— Донон, ты говоришь прямо как монахиня после исповеди! — вставил Брокендорф.
— Да и что мне мир? — неожиданно взорвался Салиньяк. — Война — мое дело на всю жизнь. И небо с его вечным покоем — не для меня создано!
— Это я и думал, — пролепетал алькальд.
— Мы это знаем, — подтвердил священник. И тихонько прочитал: — Deus in adjutorium meum intende![71]
Обед закончился, мы все встали из-за стола. Салиньяк накинул свой плащ и, звеня шпорами, вышел первым. Священник с алькальдом провожали его боязливыми взглядами, а когда он исчез, священник обратился ко мне:
— Спросите, пожалуйста, того господина офицера, не бывал ли он уже когда-нибудь в Ла Бисбале?
— В Ла Бисбале? Да когда же это могло быть? — удивился я.
Алькальд дал ответ — и с таким видом, словно говорил о самой естественной вещи:
— Лет пятьдесят тому назад, во времена моего деда, когда здесь в городе была ужасная чума!
Я захохотал, не понимая, что мне ответить на такую глупость. Алькальд и священник, боязливо крестясь, отошли от меня.
Донон говорил с Гюнтером, не сводя глаз с Монхиты.
— Да, я еще не видывал такого сходства. Ее волосы, рост, осанка, эти движения…
— Сходство будет полным, — откликнулся Гюнтер в своей обычной хвастливой манере, — когда я добьюсь, что она прошепчет мне на прощание: «До ночи, любимый!»
— Гюнтер! — позвал вдруг полковник.
— Я здесь! Что вам угодно? — доложил Гюнтер и вошел в кабинет полковника.

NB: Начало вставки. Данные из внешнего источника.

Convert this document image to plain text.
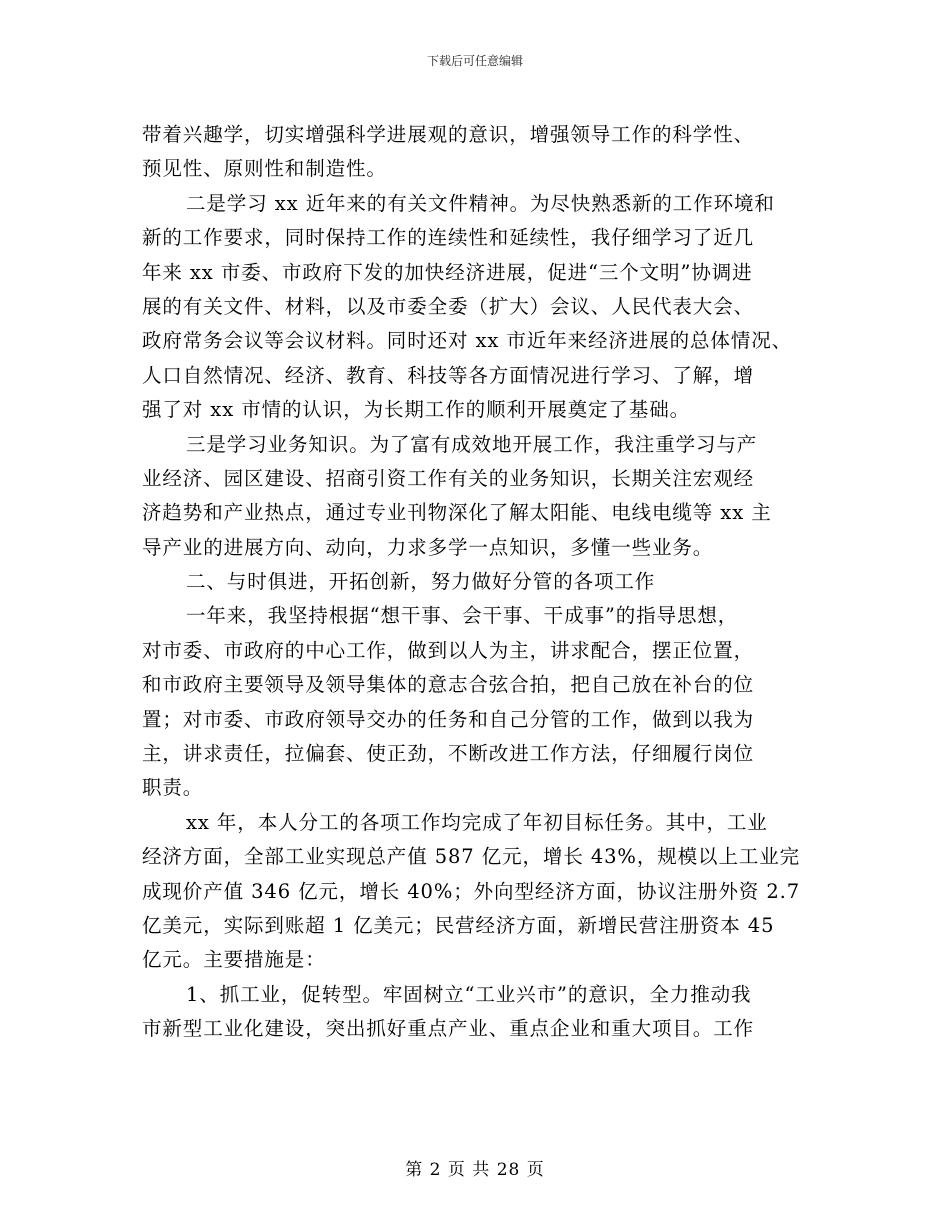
下载后可任意编辑
带着兴趣学，切实增强科学进展观的意识，增强领导工作的科学性、
预见性、原则性和制造性。
二是学习 xx 近年来的有关文件精神。为尽快熟悉新的工作环境和
新的工作要求，同时保持工作的连续性和延续性，我仔细学习了近几
年来 xx 市委、市政府下发的加快经济进展，促进“三个文明”协调进
展的有关文件、材料，以及市委全委（扩大）会议、人民代表大会、
政府常务会议等会议材料。同时还对 xx 市近年来经济进展的总体情况、
人口自然情况、经济、教育、科技等各方面情况进行学习、了解，增
强了对 xx 市情的认识，为长期工作的顺利开展奠定了基础。
三是学习业务知识。为了富有成效地开展工作，我注重学习与产
业经济、园区建设、招商引资工作有关的业务知识，长期关注宏观经
济趋势和产业热点，通过专业刊物深化了解太阳能、电线电缆等 xx 主
导产业的进展方向、动向，力求多学一点知识，多懂一些业务。
二、与时俱进，开拓创新，努力做好分管的各项工作
一年来，我坚持根据“想干事、会干事、干成事”的指导思想，
对市委、市政府的中心工作，做到以人为主，讲求配合，摆正位置，
和市政府主要领导及领导集体的意志合弦合拍，把自己放在补台的位
置；对市委、市政府领导交办的任务和自己分管的工作，做到以我为
主，讲求责任，拉偏套、使正劲，不断改进工作方法，仔细履行岗位
职责。
xx 年，本人分工的各项工作均完成了年初目标任务。其中，工业
经济方面，全部工业实现总产值 587 亿元，增长 43%，规模以上工业完
成现价产值 346 亿元，增长 40%；外向型经济方面，协议注册外资 2.7
亿美元，实际到账超 1 亿美元；民营经济方面，新增民营注册资本 45
亿元。主要措施是：
1、抓工业，促转型。牢固树立“工业兴市”的意识，全力推动我
市新型工业化建设，突出抓好重点产业、重点企业和重大项目。工作
第 2 页 共 28 页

Я видел, как они говорили, и сразу же Гюнтер устремился ко мне, белый как стена, со злостью кусая губу.
— Я должен сдать тебе мою команду, — прошипел он, — и еще сегодня бежать с письмом полковника к генералу д"Ильеру в Терра де Молина. Это — козырный туз Эглофштейна!
— Ну, наверное, это письмо — крайне срочное, — предположил я, радуясь, что выбор полковника не пал на меня. — Я дам тебе отличную польскую лошадь. Через пять дней ты вновь будешь здесь!
— А ты пойдешь сегодня вместо меня к Монхите! Ты заодно с Эглофштейном, я знаю! Ты и Эглофштейн, тухлое масло на заплесневевшем хлебе!
Я не удостоил его ответом, но вмешался Брокендорф.